1 Reply Latest reply on Aug 7, 2011 2:34 PM by maximmoroz

    Is a mem_fence supposed to be needed here?

    arsenm

      I'm trying to figure out if my understanding of mem_fence() is wrong based on a problem I'm having.

      My understanding of mem_fence() is that it's supposed to be used to control the order that things become visible to other items in a workgroup in memory, and that memory was supposed to be consistent within a single work item. I've run into a situation where I'm not sure if I'm interpreting what consistency within a single work item means. My problem is within a single work item, a later read from a previously written address gets the overwritten value. Other workitems aren't touching the address. If I stick a global mem_fence() between the write and later read, I get the correct written value.
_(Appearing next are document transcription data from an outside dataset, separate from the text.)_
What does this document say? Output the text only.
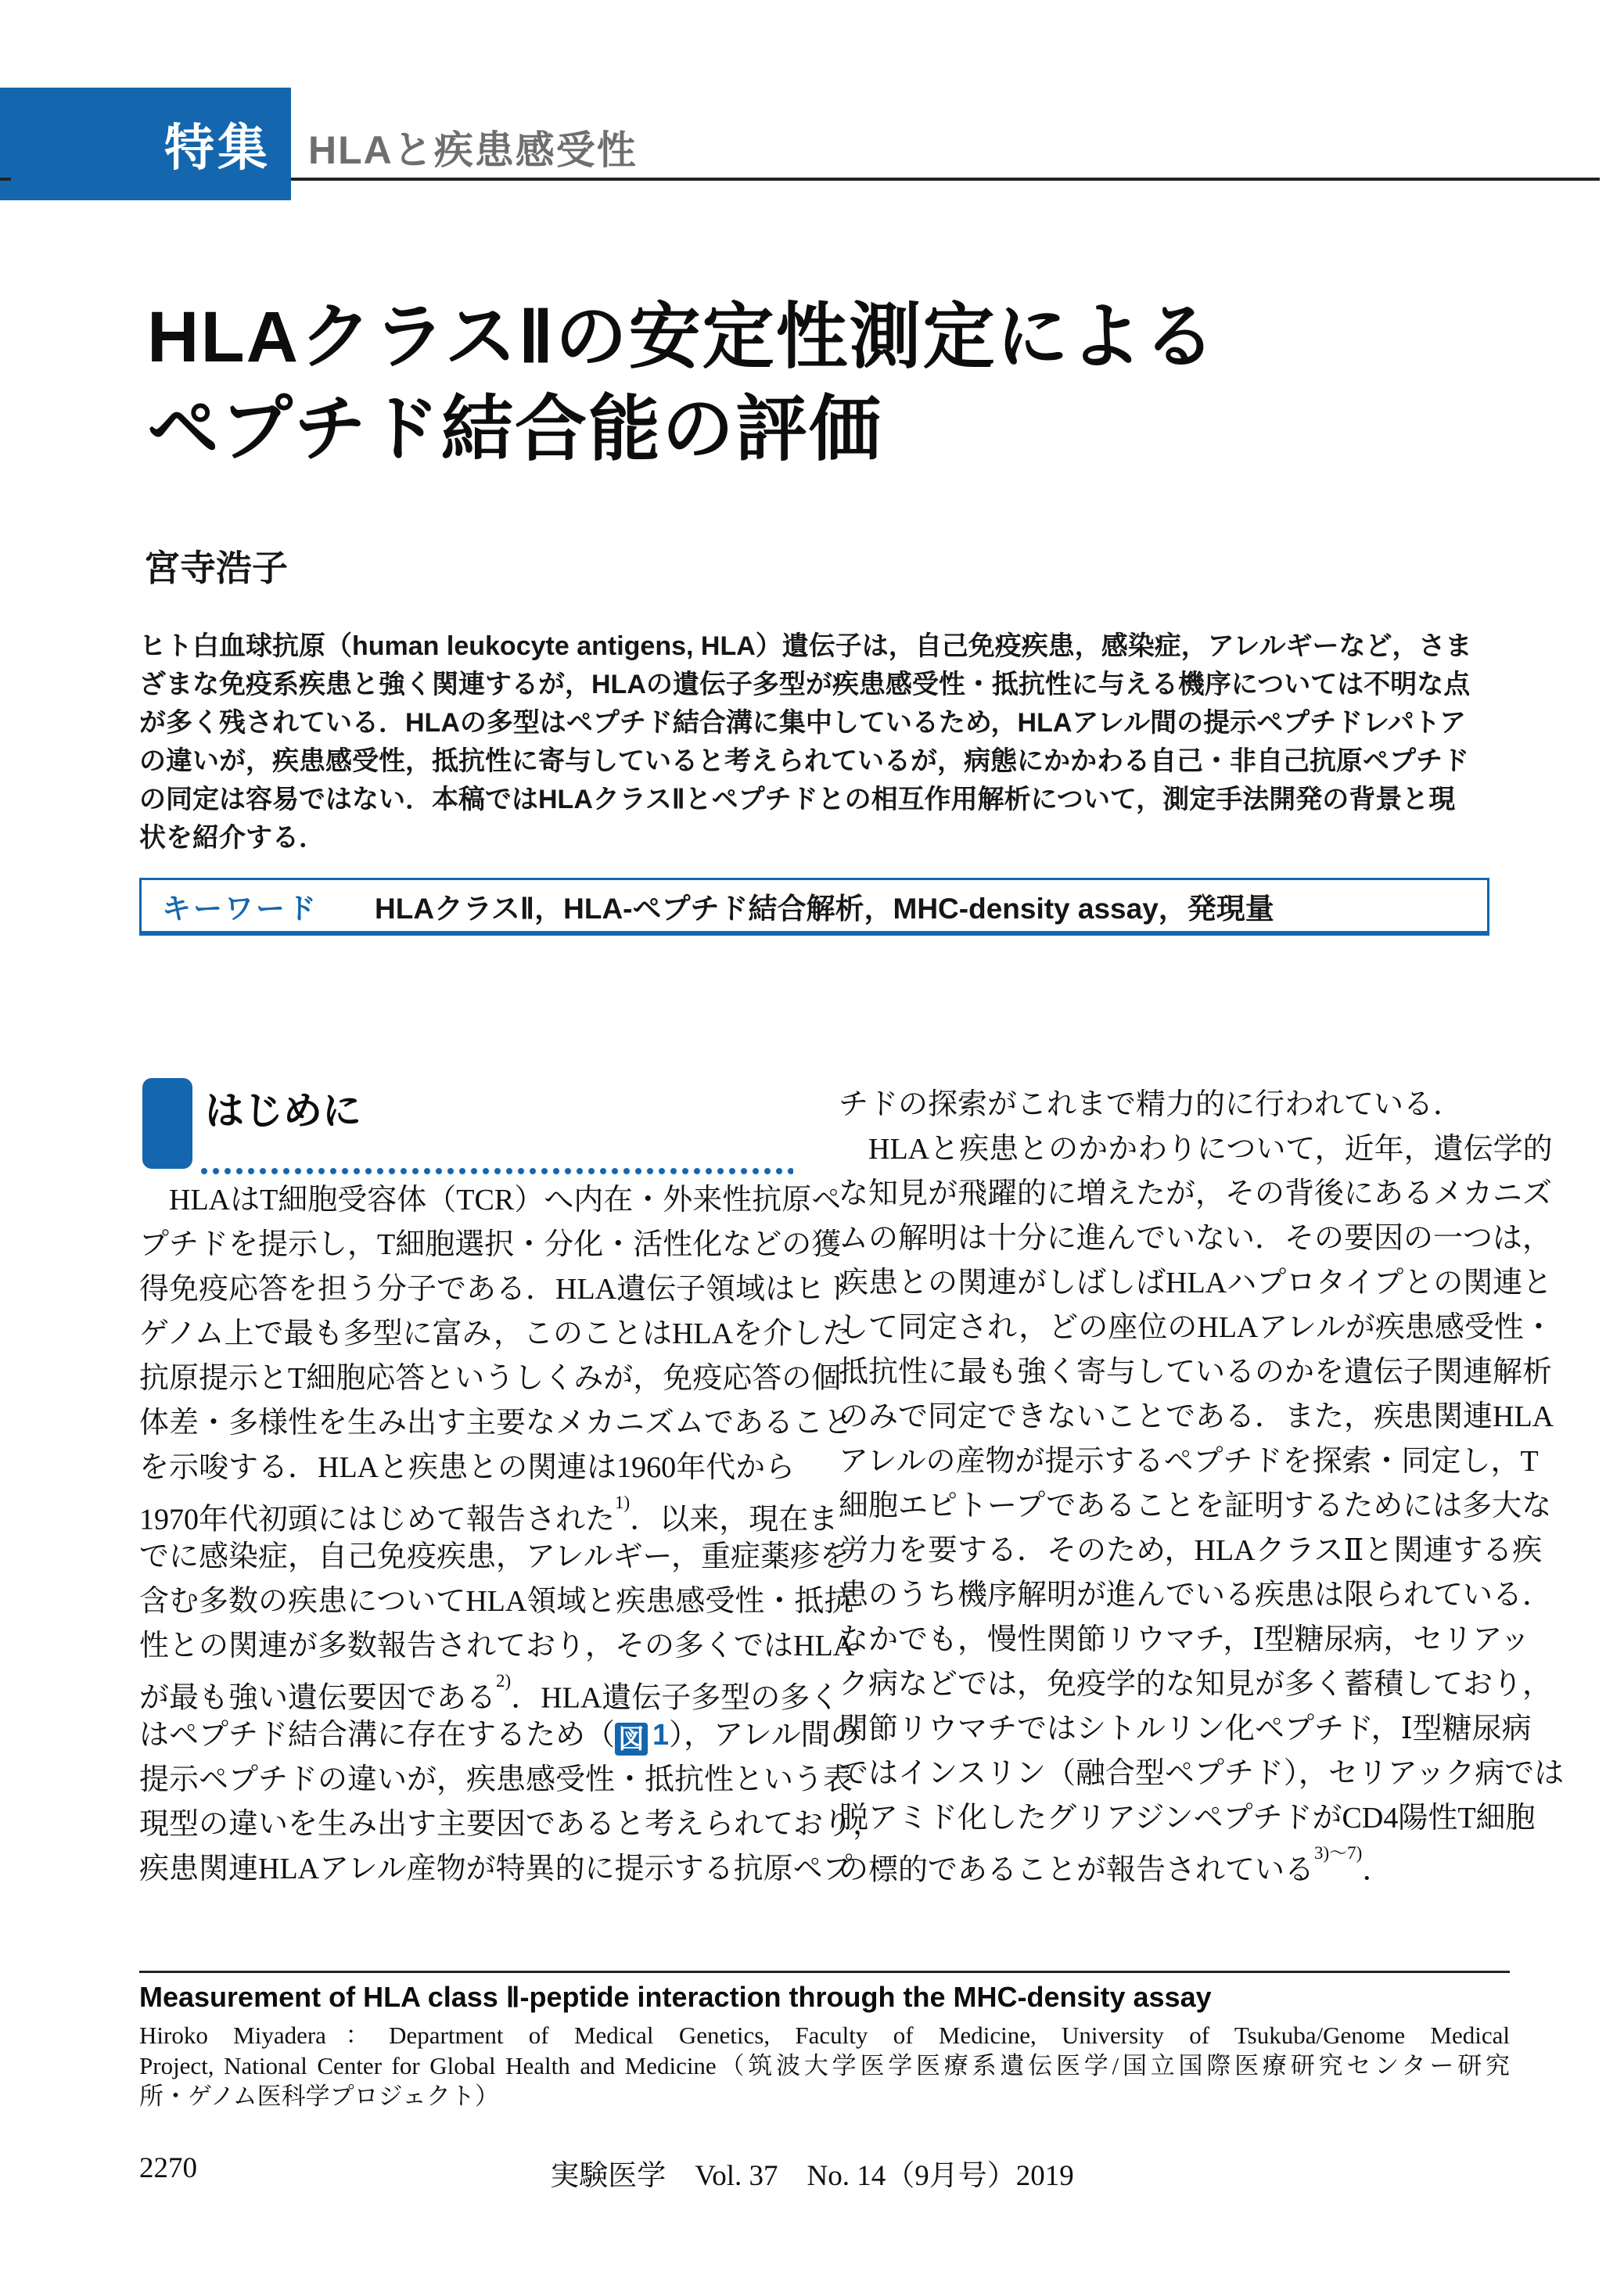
特集 HLAと疾患感受性
HLAクラスⅡの安定性測定による
ペプチド結合能の評価
宮寺浩子
ヒト白血球抗原（human leukocyte antigens, HLA）遺伝子は，自己免疫疾患，感染症，アレルギーなど，さま
ざまな免疫系疾患と強く関連するが，HLAの遺伝子多型が疾患感受性・抵抗性に与える機序については不明な点
が多く残されている．HLAの多型はペプチド結合溝に集中しているため，HLAアレル間の提示ペプチドレパトア
の違いが，疾患感受性，抵抗性に寄与していると考えられているが，病態にかかわる自己・非自己抗原ペプチド
の同定は容易ではない．本稿ではHLAクラスⅡとペプチドとの相互作用解析について，測定手法開発の背景と現
状を紹介する．
キーワード HLAクラスⅡ，HLA-ペプチド結合解析，MHC-density assay，発現量
はじめに
　HLAはT細胞受容体（TCR）へ内在・外来性抗原ペ
プチドを提示し，T細胞選択・分化・活性化などの獲
得免疫応答を担う分子である．HLA遺伝子領域はヒト
ゲノム上で最も多型に富み，このことはHLAを介した
抗原提示とT細胞応答というしくみが，免疫応答の個
体差・多様性を生み出す主要なメカニズムであること
を示唆する．HLAと疾患との関連は1960年代から
1970年代初頭にはじめて報告された$^{1)}$．以来，現在ま
でに感染症，自己免疫疾患，アレルギー，重症薬疹を
含む多数の疾患についてHLA領域と疾患感受性・抵抗
性との関連が多数報告されており，その多くではHLA
が最も強い遺伝要因である$^{2)}$．HLA遺伝子多型の多く
はペプチド結合溝に存在するため（ 図 1），アレル間の
提示ペプチドの違いが，疾患感受性・抵抗性という表
現型の違いを生み出す主要因であると考えられており，
疾患関連HLAアレル産物が特異的に提示する抗原ペプ
チドの探索がこれまで精力的に行われている．
　HLAと疾患とのかかわりについて，近年，遺伝学的
な知見が飛躍的に増えたが，その背後にあるメカニズ
ムの解明は十分に進んでいない．その要因の一つは，
疾患との関連がしばしばHLAハプロタイプとの関連と
して同定され，どの座位のHLAアレルが疾患感受性・
抵抗性に最も強く寄与しているのかを遺伝子関連解析
のみで同定できないことである．また，疾患関連HLA
アレルの産物が提示するペプチドを探索・同定し，T
細胞エピトープであることを証明するためには多大な
労力を要する．そのため，HLAクラスⅡと関連する疾
患のうち機序解明が進んでいる疾患は限られている．
なかでも，慢性関節リウマチ，Ⅰ型糖尿病，セリアッ
ク病などでは，免疫学的な知見が多く蓄積しており，
関節リウマチではシトルリン化ペプチド，Ⅰ型糖尿病
ではインスリン（融合型ペプチド），セリアック病では
脱アミド化したグリアジンペプチドがCD4陽性T細胞
の標的であることが報告されている$^{3)\sim 7)}$．
Measurement of HLA class Ⅱ-peptide interaction through the MHC-density assay
Hiroko Miyadera：Department of Medical Genetics, Faculty of Medicine, University of Tsukuba/Genome Medical
Project, National Center for Global Health and Medicine（筑波大学医学医療系遺伝医学/国立国際医療研究センター研究
所・ゲノム医科学プロジェクト）
2270	実験医学　Vol. 37　No. 14（9月号）2019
      I'm using SDK 2.5, Catalyst 11.7, Linux x86_64 on a Radeon 6970

      Here is pseudocode for what I'm seeing:

      __global volatile int* buffer; i = calculate some index into buffer buffer[i] = x // suppose buffer[i] originally contains 'a' // mem_fence(GLOBAL) this works correctly if I place this here j = some other index calculation // j happens to be equal to i y = buffer[j] // y here is equal to a, and not the recently written x

        • Is a mem_fence supposed to be needed here?
          maximmoroz

          mem_fence places limits on reordering reads and writes by the compiler. It is perfectly valid to use mem_fence even if you don't need to synchronize between work-items of the same work-group.

          In your particular case if you don't specify memory fence the compiler might generate code which read buffer[j] before writing to buffer. As this reordering might speed up the kernel by bunching together in single clase global memory read instructions.